Foreign Exchange Settlement Practices in Australia 6. Next Steps and Conclusions
December 1997
Download the complete Report 269KB
6.1 Action by the RBA
When the RBA resolved to undertake its April 1997 survey, it had an open mind about what, if any, action it would take subsequently. The results of the survey, however, have highlighted that foreign exchange settlement risk in the Australian market must be reduced. As was the conclusion of the 1996 CPSS report, it would be preferable for the private sector to develop a solution.

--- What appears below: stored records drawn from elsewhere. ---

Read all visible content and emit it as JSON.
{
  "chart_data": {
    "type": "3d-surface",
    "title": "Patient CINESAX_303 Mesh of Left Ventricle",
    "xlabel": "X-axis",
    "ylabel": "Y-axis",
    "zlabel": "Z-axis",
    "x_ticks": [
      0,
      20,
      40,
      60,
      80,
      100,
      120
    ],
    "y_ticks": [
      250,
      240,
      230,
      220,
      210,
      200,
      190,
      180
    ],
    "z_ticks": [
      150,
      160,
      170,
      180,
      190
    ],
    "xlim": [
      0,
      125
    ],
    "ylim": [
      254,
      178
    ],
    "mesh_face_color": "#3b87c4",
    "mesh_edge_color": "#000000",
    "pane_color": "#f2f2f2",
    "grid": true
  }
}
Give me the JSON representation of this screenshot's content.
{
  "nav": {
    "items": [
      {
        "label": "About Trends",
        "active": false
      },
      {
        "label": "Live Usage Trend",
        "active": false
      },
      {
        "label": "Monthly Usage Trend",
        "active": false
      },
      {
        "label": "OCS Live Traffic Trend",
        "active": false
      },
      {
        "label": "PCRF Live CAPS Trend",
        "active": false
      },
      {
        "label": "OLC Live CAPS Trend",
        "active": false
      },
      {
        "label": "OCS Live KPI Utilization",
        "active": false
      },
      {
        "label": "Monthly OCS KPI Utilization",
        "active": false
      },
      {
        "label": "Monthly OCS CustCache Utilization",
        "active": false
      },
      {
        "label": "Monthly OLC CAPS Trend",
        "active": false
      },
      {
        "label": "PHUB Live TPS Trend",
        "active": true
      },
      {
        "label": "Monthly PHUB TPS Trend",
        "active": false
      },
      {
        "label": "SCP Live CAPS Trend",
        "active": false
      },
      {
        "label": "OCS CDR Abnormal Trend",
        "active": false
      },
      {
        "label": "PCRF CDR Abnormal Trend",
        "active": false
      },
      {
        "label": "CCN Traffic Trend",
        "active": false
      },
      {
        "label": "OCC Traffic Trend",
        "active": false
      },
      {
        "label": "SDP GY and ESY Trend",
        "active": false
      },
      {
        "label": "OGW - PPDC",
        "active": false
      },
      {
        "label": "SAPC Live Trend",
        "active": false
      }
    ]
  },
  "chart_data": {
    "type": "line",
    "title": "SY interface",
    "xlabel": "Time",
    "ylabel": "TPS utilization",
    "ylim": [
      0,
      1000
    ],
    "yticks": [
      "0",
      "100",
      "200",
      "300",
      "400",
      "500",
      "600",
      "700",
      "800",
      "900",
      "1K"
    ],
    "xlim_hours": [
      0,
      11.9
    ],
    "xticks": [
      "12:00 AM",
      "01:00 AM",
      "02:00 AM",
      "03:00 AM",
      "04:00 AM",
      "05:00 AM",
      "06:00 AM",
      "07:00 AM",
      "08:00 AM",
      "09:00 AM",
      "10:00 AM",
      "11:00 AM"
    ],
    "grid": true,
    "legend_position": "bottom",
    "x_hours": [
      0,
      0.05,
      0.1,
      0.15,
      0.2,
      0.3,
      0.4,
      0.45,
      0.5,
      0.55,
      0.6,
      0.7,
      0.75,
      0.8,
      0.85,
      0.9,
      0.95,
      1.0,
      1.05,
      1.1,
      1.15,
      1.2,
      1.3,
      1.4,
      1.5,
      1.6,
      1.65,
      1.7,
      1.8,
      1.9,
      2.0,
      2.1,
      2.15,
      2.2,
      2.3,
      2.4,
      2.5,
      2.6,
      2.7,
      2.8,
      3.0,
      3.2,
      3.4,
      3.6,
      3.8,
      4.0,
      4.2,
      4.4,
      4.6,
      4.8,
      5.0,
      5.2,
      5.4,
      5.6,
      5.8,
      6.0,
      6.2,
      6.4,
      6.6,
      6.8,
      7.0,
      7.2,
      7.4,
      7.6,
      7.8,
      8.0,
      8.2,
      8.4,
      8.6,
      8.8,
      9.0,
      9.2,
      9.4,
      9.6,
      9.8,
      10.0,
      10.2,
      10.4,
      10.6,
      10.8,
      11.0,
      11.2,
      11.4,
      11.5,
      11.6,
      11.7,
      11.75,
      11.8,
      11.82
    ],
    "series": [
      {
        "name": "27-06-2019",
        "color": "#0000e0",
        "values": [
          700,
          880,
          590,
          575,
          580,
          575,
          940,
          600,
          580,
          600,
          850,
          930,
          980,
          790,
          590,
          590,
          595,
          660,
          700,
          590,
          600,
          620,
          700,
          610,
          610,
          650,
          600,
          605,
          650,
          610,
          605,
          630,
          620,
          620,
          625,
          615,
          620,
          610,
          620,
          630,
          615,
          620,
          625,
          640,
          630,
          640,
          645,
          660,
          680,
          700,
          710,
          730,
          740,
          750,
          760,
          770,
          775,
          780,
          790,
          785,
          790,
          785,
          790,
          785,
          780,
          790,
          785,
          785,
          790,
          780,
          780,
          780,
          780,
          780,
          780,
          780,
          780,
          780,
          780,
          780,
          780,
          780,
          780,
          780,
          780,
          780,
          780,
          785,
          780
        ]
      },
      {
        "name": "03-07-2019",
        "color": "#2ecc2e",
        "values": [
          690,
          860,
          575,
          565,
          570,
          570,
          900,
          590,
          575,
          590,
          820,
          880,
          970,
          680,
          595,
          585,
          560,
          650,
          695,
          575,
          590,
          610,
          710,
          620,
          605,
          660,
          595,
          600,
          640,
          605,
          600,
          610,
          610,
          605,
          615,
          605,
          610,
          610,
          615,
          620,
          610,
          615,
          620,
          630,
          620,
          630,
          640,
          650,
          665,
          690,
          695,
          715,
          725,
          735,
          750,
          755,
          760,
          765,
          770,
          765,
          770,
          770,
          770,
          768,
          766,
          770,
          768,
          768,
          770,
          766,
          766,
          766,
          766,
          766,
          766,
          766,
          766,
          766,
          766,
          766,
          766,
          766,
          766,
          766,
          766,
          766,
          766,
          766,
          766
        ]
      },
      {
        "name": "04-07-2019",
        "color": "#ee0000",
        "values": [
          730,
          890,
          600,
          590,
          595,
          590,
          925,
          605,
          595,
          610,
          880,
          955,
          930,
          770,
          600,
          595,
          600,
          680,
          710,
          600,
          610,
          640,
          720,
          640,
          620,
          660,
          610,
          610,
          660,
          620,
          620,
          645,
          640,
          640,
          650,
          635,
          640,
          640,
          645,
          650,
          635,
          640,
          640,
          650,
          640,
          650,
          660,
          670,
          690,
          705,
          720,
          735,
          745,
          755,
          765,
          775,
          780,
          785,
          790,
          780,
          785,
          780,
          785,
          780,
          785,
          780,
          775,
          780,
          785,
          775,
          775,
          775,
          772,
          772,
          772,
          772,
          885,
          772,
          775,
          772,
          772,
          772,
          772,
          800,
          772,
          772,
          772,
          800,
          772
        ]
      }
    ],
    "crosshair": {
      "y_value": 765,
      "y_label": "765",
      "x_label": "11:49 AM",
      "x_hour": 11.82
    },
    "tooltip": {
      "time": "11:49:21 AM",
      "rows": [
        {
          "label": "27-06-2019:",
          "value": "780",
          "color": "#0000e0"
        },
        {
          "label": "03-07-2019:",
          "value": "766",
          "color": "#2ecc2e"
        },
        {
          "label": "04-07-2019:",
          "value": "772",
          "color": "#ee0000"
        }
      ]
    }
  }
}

But there is a role for the RBA in ensuring that progress is made. Indeed, the recent Financial System Inquiry recommended that the RBA give high priority to promoting cost-effective control of international settlement risks. That recommendation has been accepted by the Australian Government.
6.1.1 Netting
Netting is a proven way of reducing settlement risk. The RBA has been actively supporting legislative proposals to give legal certainty to netting arrangements in Australia. Two Australian banks have already indicated a desire to join ECHO once the appropriate legislation has been passed by the Australian Parliament.
6.1.2 Liaison
The RBA has also been following the proposals by CLS Services to establish a vehicle to enable the simultaneous settlement of different currencies in real time. The RBA has stressed the importance of including the AUD, as one of the world's most actively traded currencies, in such a scheme. It has attended meetings with CLS Services to discuss the proposals and the issues involved in including the AUD. The RBA has also adopted the role of facilitating discussions between the proponents of possible private sector solutions and participants in the Australian market.
6.1.3 RTGS
A domestic RTGS system is an essential element for inclusion of any currency in the CLS proposal. As identified in this report, RTGS also provides a mechanism for reducing the times at which foreign exchange payments are at risk. By the middle of 1998, Australia will have a world-class RTGS system for all high-value interbank payments, including the AUD leg of foreign exchange settlements.
6.1.4 Follow-up survey
To monitor progress by the Australian market in reducing foreign exchange settlement risk, the RBA will conduct a follow-up survey during 1998. A decision on the month to be surveyed will be made early in 1998. There is some attraction in selecting April. Apart from providing a consistent reporting period to this initial survey, it would also co-incide with the triennial BIS survey on foreign exchange turnover. However, on the other hand, Australia's RTGS system will be fully implemented during April 1998, so there is a strong case for conducting the survey a little later.
As part of its follow-up survey, the RBA will be requesting that respondents broadly reconcile the value of their foreign exchange settlements with the turnover figures that they supply on a monthly basis. While not all foreign exchange transactions contracted during a given month will be settled in that month, a better understanding of the relationships between foreign exchange turnover and settlements will help in managing settlement risk.
6.2 Action by participants
6.2.1 Re-engineering
This report has highlighted the scope for institutions to reduce substantially their exposure to foreign exchange settlement risk by renegotiating correspondent banking relationships and improving back office procedures. In this way, cancellation deadlines for payment instructions can be extended and confirmation of final payments can be received and reconciled much earlier. The 1996 CPSS report reached the same conclusion and several banks have already achieved substantial reductions in the time that foreign exchange payments are at risk by taking such actions.
6.2.2 Industry commitment
The reduction of foreign exchange settlement risk depends, in part, on the issue being fully understood by participants in the market place. The release of this report should assist greatly in that comprehension process. Once understood and properly quantified, individual institutions then need to make a serious commitment towards tackling the problem, in much the same manner as the banking industry has committed towards reducing risks and improving efficiency in the domestic payments system.
6.3 Conclusion
Foreign exchange settlement risk has long existed, but little real progress has been made towards properly managing it, let alone reducing it. However, that is now changing. In many markets, there is the will and, increasingly, the means to address this problem. The RBA's aim is to ensure that the Australian market and the AUD keep up with that process.